Date of Award

Spring 2020

Degree Name

Bachelor of Arts


LACS: German Studies

First Advisor

Jason Doerre


The specter of fascism haunts democracies the world over, leading to valuable new research into the criminal fascistic regimes of the past, most notably Germany’s experience with Nazism. However, scholarship regarding the Third Reich often tends towards institutional and biographical portraits, leaving underexamined the deep connection between Nazism and the arts. Architecture was at the heart of the Third Reich’s cultural Weltanschauung and serves not only to inform us of the social mores affecting and informing leaders of the time, but also as a masterful depiction of how space can be manipulated towards ideological ends.
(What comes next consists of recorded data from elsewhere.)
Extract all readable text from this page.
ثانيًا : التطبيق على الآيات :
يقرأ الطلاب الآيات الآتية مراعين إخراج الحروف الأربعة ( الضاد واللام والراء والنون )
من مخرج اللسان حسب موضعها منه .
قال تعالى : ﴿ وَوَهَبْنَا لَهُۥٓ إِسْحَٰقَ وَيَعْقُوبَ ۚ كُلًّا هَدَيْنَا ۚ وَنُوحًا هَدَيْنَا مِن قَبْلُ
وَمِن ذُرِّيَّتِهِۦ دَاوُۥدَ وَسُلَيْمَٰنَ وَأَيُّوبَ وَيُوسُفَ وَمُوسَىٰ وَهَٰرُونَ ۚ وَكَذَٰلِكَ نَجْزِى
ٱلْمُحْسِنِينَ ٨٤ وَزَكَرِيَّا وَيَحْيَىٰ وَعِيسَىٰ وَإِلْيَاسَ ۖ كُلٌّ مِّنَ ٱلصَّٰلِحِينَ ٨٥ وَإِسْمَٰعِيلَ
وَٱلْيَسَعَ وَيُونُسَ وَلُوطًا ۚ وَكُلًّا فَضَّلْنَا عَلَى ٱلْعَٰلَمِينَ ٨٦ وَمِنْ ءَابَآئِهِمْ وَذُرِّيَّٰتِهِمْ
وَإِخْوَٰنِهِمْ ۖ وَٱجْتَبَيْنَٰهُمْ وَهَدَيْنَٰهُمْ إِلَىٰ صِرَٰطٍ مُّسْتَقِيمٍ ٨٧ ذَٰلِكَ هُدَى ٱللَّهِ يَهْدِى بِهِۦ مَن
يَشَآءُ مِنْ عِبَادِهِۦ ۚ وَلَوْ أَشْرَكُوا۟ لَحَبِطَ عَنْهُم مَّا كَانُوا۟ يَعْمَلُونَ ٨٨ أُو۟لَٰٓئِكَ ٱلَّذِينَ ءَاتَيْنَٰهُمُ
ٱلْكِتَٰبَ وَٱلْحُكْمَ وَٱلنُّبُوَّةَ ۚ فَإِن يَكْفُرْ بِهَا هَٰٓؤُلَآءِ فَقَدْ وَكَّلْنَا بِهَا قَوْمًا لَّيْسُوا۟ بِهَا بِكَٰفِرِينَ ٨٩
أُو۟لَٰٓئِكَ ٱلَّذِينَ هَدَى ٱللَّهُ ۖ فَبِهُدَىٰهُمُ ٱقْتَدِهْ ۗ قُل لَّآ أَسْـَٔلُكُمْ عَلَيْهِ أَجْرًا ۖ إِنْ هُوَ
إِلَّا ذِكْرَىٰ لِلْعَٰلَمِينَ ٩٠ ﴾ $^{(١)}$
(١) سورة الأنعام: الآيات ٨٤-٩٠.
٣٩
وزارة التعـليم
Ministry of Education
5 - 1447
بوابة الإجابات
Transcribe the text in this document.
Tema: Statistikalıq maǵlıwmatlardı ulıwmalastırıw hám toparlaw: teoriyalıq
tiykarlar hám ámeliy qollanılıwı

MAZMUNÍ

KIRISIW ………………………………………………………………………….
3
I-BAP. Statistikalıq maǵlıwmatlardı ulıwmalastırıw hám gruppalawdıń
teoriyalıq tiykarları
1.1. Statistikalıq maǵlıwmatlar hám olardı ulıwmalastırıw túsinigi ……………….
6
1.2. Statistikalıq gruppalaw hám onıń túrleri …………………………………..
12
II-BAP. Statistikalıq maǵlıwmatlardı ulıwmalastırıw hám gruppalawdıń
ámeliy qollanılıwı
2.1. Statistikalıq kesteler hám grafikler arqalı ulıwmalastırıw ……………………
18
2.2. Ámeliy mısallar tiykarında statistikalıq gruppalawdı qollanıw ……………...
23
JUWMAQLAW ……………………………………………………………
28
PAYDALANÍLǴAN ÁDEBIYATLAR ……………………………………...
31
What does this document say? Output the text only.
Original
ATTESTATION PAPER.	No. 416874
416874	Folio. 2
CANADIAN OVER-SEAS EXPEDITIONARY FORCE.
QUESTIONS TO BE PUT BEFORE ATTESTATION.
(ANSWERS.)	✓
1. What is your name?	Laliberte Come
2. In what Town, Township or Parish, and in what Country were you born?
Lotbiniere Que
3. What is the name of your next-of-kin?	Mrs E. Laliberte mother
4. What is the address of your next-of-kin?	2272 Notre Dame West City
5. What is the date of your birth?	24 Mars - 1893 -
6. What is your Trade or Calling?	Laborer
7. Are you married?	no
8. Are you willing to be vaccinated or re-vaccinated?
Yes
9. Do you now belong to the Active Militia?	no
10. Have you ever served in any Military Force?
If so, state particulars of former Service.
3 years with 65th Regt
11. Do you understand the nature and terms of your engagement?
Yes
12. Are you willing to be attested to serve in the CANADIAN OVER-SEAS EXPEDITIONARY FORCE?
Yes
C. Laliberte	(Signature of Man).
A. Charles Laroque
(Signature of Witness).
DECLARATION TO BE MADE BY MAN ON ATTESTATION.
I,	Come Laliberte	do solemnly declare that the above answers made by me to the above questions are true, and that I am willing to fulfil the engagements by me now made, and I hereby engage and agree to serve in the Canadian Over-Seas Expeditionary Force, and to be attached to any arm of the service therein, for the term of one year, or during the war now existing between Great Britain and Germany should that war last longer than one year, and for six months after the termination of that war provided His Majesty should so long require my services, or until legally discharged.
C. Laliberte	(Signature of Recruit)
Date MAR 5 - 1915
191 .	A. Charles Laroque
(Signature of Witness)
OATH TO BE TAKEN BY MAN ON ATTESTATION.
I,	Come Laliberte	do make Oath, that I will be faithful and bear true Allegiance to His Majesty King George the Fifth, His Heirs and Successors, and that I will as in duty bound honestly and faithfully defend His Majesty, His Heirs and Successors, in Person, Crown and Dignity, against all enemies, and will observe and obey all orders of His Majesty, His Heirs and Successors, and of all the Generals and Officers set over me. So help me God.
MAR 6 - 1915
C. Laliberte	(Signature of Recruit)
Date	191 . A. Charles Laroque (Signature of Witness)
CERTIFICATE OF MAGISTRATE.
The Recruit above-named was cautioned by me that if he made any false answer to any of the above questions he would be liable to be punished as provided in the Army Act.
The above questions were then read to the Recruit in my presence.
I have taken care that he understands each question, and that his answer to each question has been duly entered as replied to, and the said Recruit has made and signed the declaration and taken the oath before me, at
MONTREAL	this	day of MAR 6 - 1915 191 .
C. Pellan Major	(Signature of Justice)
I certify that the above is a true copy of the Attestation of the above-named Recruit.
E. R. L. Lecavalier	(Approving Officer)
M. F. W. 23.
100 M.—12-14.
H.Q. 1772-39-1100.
By working through the built spaces of the Third Reich, while including the personal touches of Adolf Hitler along with influential Nazis like Albert Speer, it is possible to understand the intensely ideological project of architecture—how and why physical space became a tool of authoritarianism and totalitarianism. Key buildings, like the Nazi Party rally grounds in Nuremberg, can be recontextualized in a broader theoretical framework to deconstruct the confluence of art and politics. This rich junction provides insights into the nucleus of Nazism, and touches in no small part on the profound suffering caused by the regime. A close examination of the proposed capital for the resurgent Reich, dubbed ‘Germania,’ we can grasp the vital importance of architecture in the Third Reich, and how the forms and functions of built spaces became agents of fascism.


Senior thesis completed at Trinity College, Hartford CT for the Degree of Bachelor of Arts in LACS: German Studies.